Who Wins in Settlement Negotiations?

Event Date: Wednesday December 5, 2007
Time: 8:30-10:00 A.M. (Continental Breakfast at 8:00)
Location: Pound Hall 335, Harvard Law School

Russell Korobkin, Professor of Law at UCLA Law School and faculty associate at the UCLA Center for Health Policy Research

When lawsuits are resolved out of court, what determines the settlement amount? As a first approximation, the legal merits of the lawsuit matter, of course. Settlements are negotiated in the shadow of the law. But there is much more to settlement negotiations than the facts of the dispute and the relevant legal rules. Within certain boundaries determined by the nature and strength of the plaintiff’s claim, the plaintiff’s lawyer attempts to obtain every dollar that the defendant will pay, and the defendant’s lawyer attempts to avoid paying all but the most minimal amount.

In his presentation, Professor Korobkin will present results from a new bargaining experiment that attempts to identify the factors that can be assessed prior to the beginning of bargaining that determines who wins and who loses this battle.
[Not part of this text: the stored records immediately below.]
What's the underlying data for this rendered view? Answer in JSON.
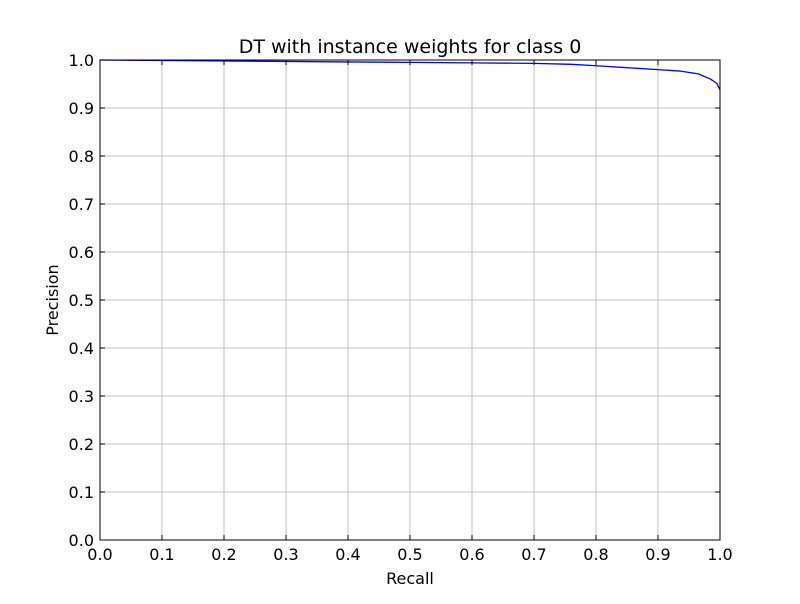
{
  "chart_data": {
    "type": "line",
    "title": "DT with instance weights for class 0",
    "xlabel": "Recall",
    "ylabel": "Precision",
    "xlim": [
      0.0,
      1.0
    ],
    "ylim": [
      0.0,
      1.0
    ],
    "xticks": [
      "0.0",
      "0.1",
      "0.2",
      "0.3",
      "0.4",
      "0.5",
      "0.6",
      "0.7",
      "0.8",
      "0.9",
      "1.0"
    ],
    "yticks": [
      "0.0",
      "0.1",
      "0.2",
      "0.3",
      "0.4",
      "0.5",
      "0.6",
      "0.7",
      "0.8",
      "0.9",
      "1.0"
    ],
    "grid": true,
    "legend": "none",
    "series": [
      {
        "color": "#0000ff",
        "x": [
          0.0,
          0.1,
          0.2,
          0.3,
          0.4,
          0.5,
          0.6,
          0.7,
          0.76,
          0.8,
          0.85,
          0.9,
          0.935,
          0.965,
          0.985,
          0.995,
          1.0
        ],
        "y": [
          1.0,
          0.999,
          0.998,
          0.997,
          0.996,
          0.995,
          0.994,
          0.993,
          0.991,
          0.988,
          0.984,
          0.98,
          0.977,
          0.971,
          0.96,
          0.951,
          0.938
        ]
      }
    ]
  }
}
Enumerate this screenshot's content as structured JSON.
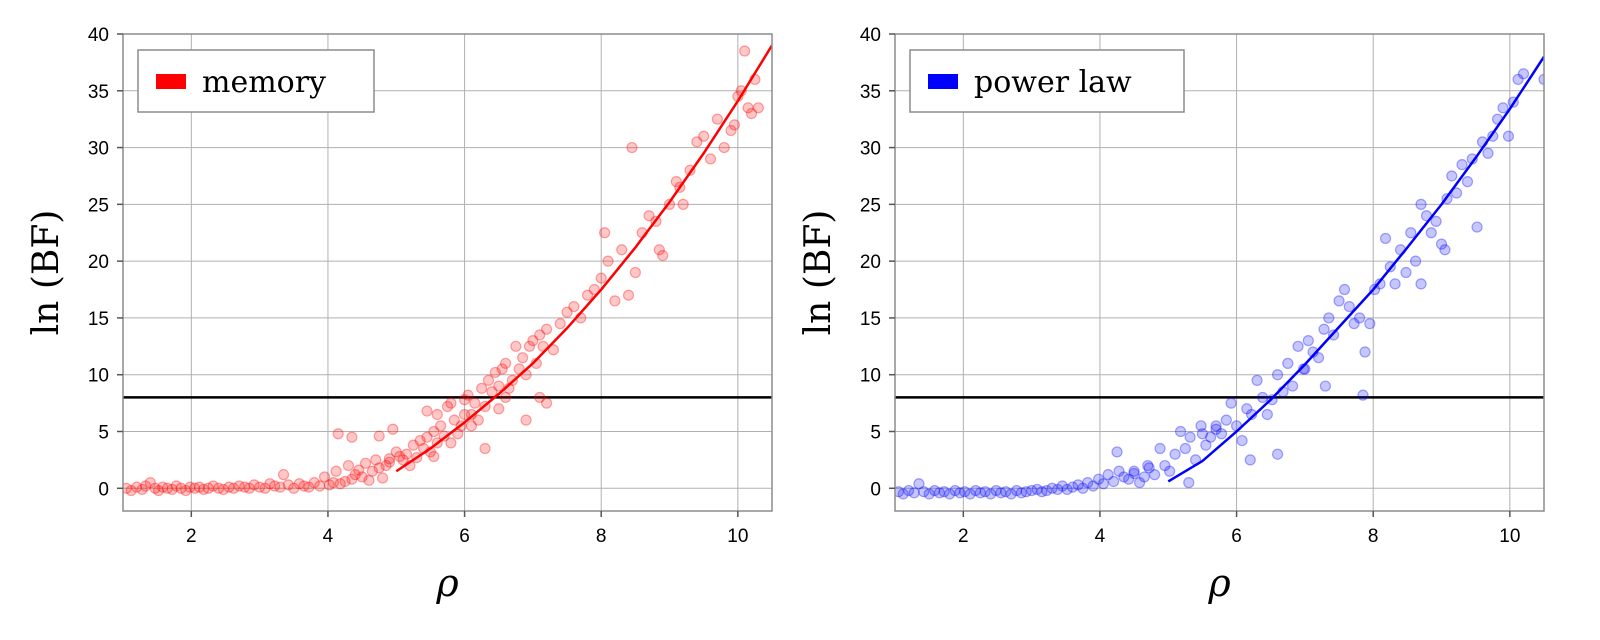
{
  "chart_data": [
    {
      "type": "scatter",
      "xlabel": "ρ",
      "ylabel": "ln (BF)",
      "xlim": [
        1,
        10.5
      ],
      "ylim": [
        -2,
        40
      ],
      "xticks": [
        2,
        4,
        6,
        8,
        10
      ],
      "yticks": [
        0,
        5,
        10,
        15,
        20,
        25,
        30,
        35,
        40
      ],
      "grid": true,
      "legend_position": "top-left",
      "threshold_line": 8,
      "color": "#ff0000",
      "series": [
        {
          "name": "memory",
          "kind": "points",
          "x": [
            1.05,
            1.12,
            1.2,
            1.28,
            1.33,
            1.4,
            1.47,
            1.52,
            1.58,
            1.65,
            1.72,
            1.78,
            1.85,
            1.92,
            1.98,
            2.05,
            2.12,
            2.18,
            2.25,
            2.32,
            2.4,
            2.47,
            2.55,
            2.62,
            2.7,
            2.78,
            2.85,
            2.92,
            3.0,
            3.08,
            3.15,
            3.22,
            3.3,
            3.35,
            3.42,
            3.5,
            3.58,
            3.65,
            3.72,
            3.8,
            3.88,
            3.95,
            4.02,
            4.08,
            4.12,
            4.18,
            4.25,
            4.3,
            4.35,
            4.4,
            4.45,
            4.5,
            4.55,
            4.6,
            4.65,
            4.7,
            4.75,
            4.8,
            4.85,
            4.9,
            4.95,
            5.0,
            5.05,
            5.1,
            5.15,
            5.2,
            5.25,
            5.3,
            5.35,
            5.4,
            5.45,
            5.5,
            5.55,
            5.6,
            5.65,
            5.7,
            5.75,
            5.8,
            5.85,
            5.9,
            5.95,
            6.0,
            6.05,
            6.1,
            6.15,
            6.2,
            6.25,
            6.3,
            6.35,
            6.4,
            6.45,
            6.5,
            6.55,
            6.6,
            6.65,
            6.7,
            6.75,
            6.8,
            6.85,
            6.9,
            6.95,
            7.0,
            7.05,
            7.1,
            7.15,
            7.2,
            7.3,
            7.4,
            7.5,
            7.6,
            7.7,
            7.8,
            7.9,
            8.0,
            8.05,
            8.1,
            8.2,
            8.3,
            8.4,
            8.45,
            8.5,
            8.6,
            8.7,
            8.8,
            8.85,
            8.9,
            9.0,
            9.1,
            9.15,
            9.2,
            9.3,
            9.4,
            9.5,
            9.6,
            9.7,
            9.8,
            9.9,
            9.95,
            10.0,
            10.05,
            10.1,
            10.15,
            10.2,
            10.25,
            10.3,
            4.15,
            4.35,
            4.75,
            4.9,
            5.45,
            5.6,
            5.8,
            6.1,
            6.3,
            6.5,
            6.9,
            7.1,
            7.2,
            5.55,
            6.0,
            6.6
          ],
          "y": [
            0.0,
            -0.2,
            0.1,
            -0.1,
            0.2,
            0.5,
            0.0,
            -0.2,
            0.1,
            0.0,
            -0.1,
            0.2,
            0.0,
            -0.2,
            0.1,
            0.0,
            0.1,
            -0.1,
            0.0,
            0.2,
            0.0,
            -0.1,
            0.1,
            0.0,
            0.2,
            0.1,
            0.0,
            0.3,
            0.1,
            0.0,
            0.4,
            0.2,
            0.1,
            1.2,
            0.3,
            0.0,
            0.4,
            0.2,
            0.1,
            0.5,
            0.2,
            1.0,
            0.3,
            0.5,
            1.5,
            0.4,
            0.6,
            2.0,
            0.8,
            1.2,
            1.6,
            1.0,
            2.2,
            0.7,
            1.5,
            2.5,
            1.8,
            0.9,
            2.0,
            2.6,
            5.2,
            3.2,
            2.8,
            2.5,
            3.0,
            2.0,
            3.8,
            2.7,
            4.2,
            3.5,
            4.5,
            3.2,
            5.0,
            4.0,
            5.5,
            4.6,
            7.2,
            4.0,
            6.0,
            4.8,
            5.5,
            7.8,
            8.2,
            6.5,
            7.5,
            6.0,
            8.8,
            7.2,
            9.5,
            8.5,
            10.2,
            9.0,
            10.5,
            11.0,
            8.8,
            9.5,
            12.5,
            10.5,
            11.5,
            10.0,
            12.5,
            13.0,
            11.0,
            13.5,
            12.5,
            14.0,
            12.2,
            14.5,
            15.5,
            16.0,
            15.0,
            17.0,
            17.5,
            18.5,
            22.5,
            20.0,
            16.5,
            21.0,
            17.0,
            30.0,
            19.0,
            22.5,
            24.0,
            23.5,
            21.0,
            20.5,
            25.0,
            27.0,
            26.5,
            25.0,
            28.0,
            30.5,
            31.0,
            29.0,
            32.5,
            30.0,
            31.5,
            32.0,
            34.5,
            35.0,
            38.5,
            33.5,
            33.0,
            36.0,
            33.5,
            4.8,
            4.5,
            4.6,
            2.3,
            6.8,
            6.5,
            7.5,
            5.5,
            3.5,
            7.0,
            6.0,
            8.0,
            7.5,
            2.8,
            6.5,
            8.0
          ]
        },
        {
          "name": "",
          "kind": "fit-line",
          "x": [
            5.0,
            5.5,
            6.0,
            6.5,
            7.0,
            7.5,
            8.0,
            8.5,
            9.0,
            9.5,
            10.0,
            10.5
          ],
          "y": [
            1.5,
            3.5,
            5.8,
            8.3,
            11.0,
            14.1,
            17.5,
            21.2,
            25.2,
            29.5,
            34.1,
            39.0
          ]
        }
      ]
    },
    {
      "type": "scatter",
      "xlabel": "ρ",
      "ylabel": "ln (BF)",
      "xlim": [
        1,
        10.5
      ],
      "ylim": [
        -2,
        40
      ],
      "xticks": [
        2,
        4,
        6,
        8,
        10
      ],
      "yticks": [
        0,
        5,
        10,
        15,
        20,
        25,
        30,
        35,
        40
      ],
      "grid": true,
      "legend_position": "top-left",
      "threshold_line": 8,
      "color": "#0000ff",
      "series": [
        {
          "name": "power law",
          "kind": "points",
          "x": [
            1.05,
            1.12,
            1.2,
            1.28,
            1.35,
            1.42,
            1.5,
            1.58,
            1.65,
            1.72,
            1.8,
            1.88,
            1.95,
            2.02,
            2.1,
            2.18,
            2.25,
            2.32,
            2.4,
            2.48,
            2.55,
            2.62,
            2.7,
            2.78,
            2.85,
            2.92,
            3.0,
            3.08,
            3.15,
            3.22,
            3.3,
            3.38,
            3.45,
            3.52,
            3.6,
            3.68,
            3.75,
            3.82,
            3.9,
            3.98,
            4.05,
            4.12,
            4.2,
            4.28,
            4.35,
            4.42,
            4.5,
            4.58,
            4.65,
            4.72,
            4.8,
            4.88,
            4.95,
            5.02,
            5.1,
            5.18,
            5.25,
            5.32,
            5.4,
            5.48,
            5.55,
            5.62,
            5.7,
            5.78,
            5.85,
            5.92,
            6.0,
            6.08,
            6.15,
            6.22,
            6.3,
            6.38,
            6.45,
            6.52,
            6.6,
            6.68,
            6.75,
            6.82,
            6.9,
            6.98,
            7.05,
            7.12,
            7.2,
            7.28,
            7.35,
            7.42,
            7.5,
            7.58,
            7.65,
            7.72,
            7.8,
            7.88,
            7.95,
            8.02,
            8.1,
            8.18,
            8.25,
            8.32,
            8.4,
            8.48,
            8.55,
            8.62,
            8.7,
            8.78,
            8.85,
            8.92,
            9.0,
            9.08,
            9.15,
            9.22,
            9.3,
            9.38,
            9.45,
            9.52,
            9.6,
            9.68,
            9.75,
            9.82,
            9.9,
            9.98,
            10.05,
            10.12,
            10.2,
            10.5,
            4.25,
            4.5,
            4.7,
            5.3,
            5.5,
            5.7,
            6.2,
            6.6,
            7.0,
            7.3,
            7.85,
            8.7,
            9.05
          ],
          "y": [
            -0.3,
            -0.5,
            -0.2,
            -0.4,
            0.4,
            -0.3,
            -0.5,
            -0.2,
            -0.4,
            -0.3,
            -0.5,
            -0.2,
            -0.4,
            -0.3,
            -0.5,
            -0.2,
            -0.4,
            -0.3,
            -0.5,
            -0.2,
            -0.4,
            -0.3,
            -0.5,
            -0.2,
            -0.4,
            -0.3,
            -0.2,
            -0.1,
            -0.3,
            -0.2,
            0.0,
            -0.1,
            0.2,
            -0.1,
            0.1,
            0.3,
            0.0,
            0.5,
            0.2,
            0.8,
            0.4,
            1.2,
            0.6,
            1.5,
            1.0,
            0.8,
            1.3,
            0.5,
            1.0,
            1.8,
            1.2,
            3.5,
            2.0,
            1.5,
            3.0,
            5.0,
            3.5,
            4.5,
            2.5,
            5.5,
            3.8,
            4.5,
            5.2,
            4.8,
            6.0,
            7.5,
            5.5,
            4.2,
            7.0,
            6.5,
            9.5,
            8.0,
            6.5,
            7.8,
            10.0,
            8.5,
            11.0,
            9.0,
            12.5,
            10.5,
            13.0,
            12.0,
            11.5,
            14.0,
            15.0,
            13.5,
            16.5,
            17.5,
            16.0,
            14.5,
            15.0,
            12.0,
            14.5,
            17.5,
            18.0,
            22.0,
            19.5,
            18.0,
            21.0,
            19.0,
            22.5,
            20.0,
            25.0,
            24.0,
            22.5,
            23.5,
            21.5,
            25.5,
            27.5,
            26.0,
            28.5,
            27.0,
            29.0,
            23.0,
            30.5,
            29.5,
            31.0,
            32.5,
            33.5,
            31.0,
            34.0,
            36.0,
            36.5,
            36.0,
            3.2,
            1.5,
            2.0,
            0.5,
            4.8,
            5.5,
            2.5,
            3.0,
            10.5,
            9.0,
            8.2,
            18.0,
            21.0
          ]
        },
        {
          "name": "",
          "kind": "fit-line",
          "x": [
            5.0,
            5.5,
            6.0,
            6.5,
            7.0,
            7.5,
            8.0,
            8.5,
            9.0,
            9.5,
            10.0,
            10.5
          ],
          "y": [
            0.6,
            2.4,
            5.0,
            7.8,
            10.9,
            14.2,
            17.5,
            21.2,
            25.0,
            29.1,
            33.4,
            38.0
          ]
        }
      ]
    }
  ]
}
The specific context of this experiment is settlement bargaining, but the insights generated are applicable to any two-party negotiation that has an important distributive dimension.

Russell Korobkin is a professor of law at the University of California Los Angeles (UCLA), where he teaches Negotiation, Contracts, and Health Care Law. This semester, he is visiting professor at Harvard Law School, where he is currently teaching the Negotiation Workshop.

In addition, he regularly teaches abbreviated negotiation courses at universities in the United States, Europe, and Australia, conducts negotiation training workshops for lawyers, and provides mediation services.

Professor Korobkin is the author of the textbook Negotiation Theory and Strategy (Aspen Law & Business, 2002) and more than 40 scholarly articles on negotiation and other topics, including Roadblocks to the Road Map: A Negotiation Theory Perspective on the Past Failures and Future Prospects of Land for Peace (Yale Journal of International Law), Psychological Barriers to Mediation Success (Ohio State Journal of Dispute Resolution), Aspirations and Settlement (Cornell Law Review), and A Positive Theory of Legal Negotiation (Georgetown Law Journal).

Before entering law teaching, he received his B.A. and J.D. degrees from Stanford University, clerked for the Honorable James L. Buckley of the U.S. Court of Appeals for the District of Columbia Circuit, and worked as an associate at the law firm of Covington and Burling in Washington, D.C.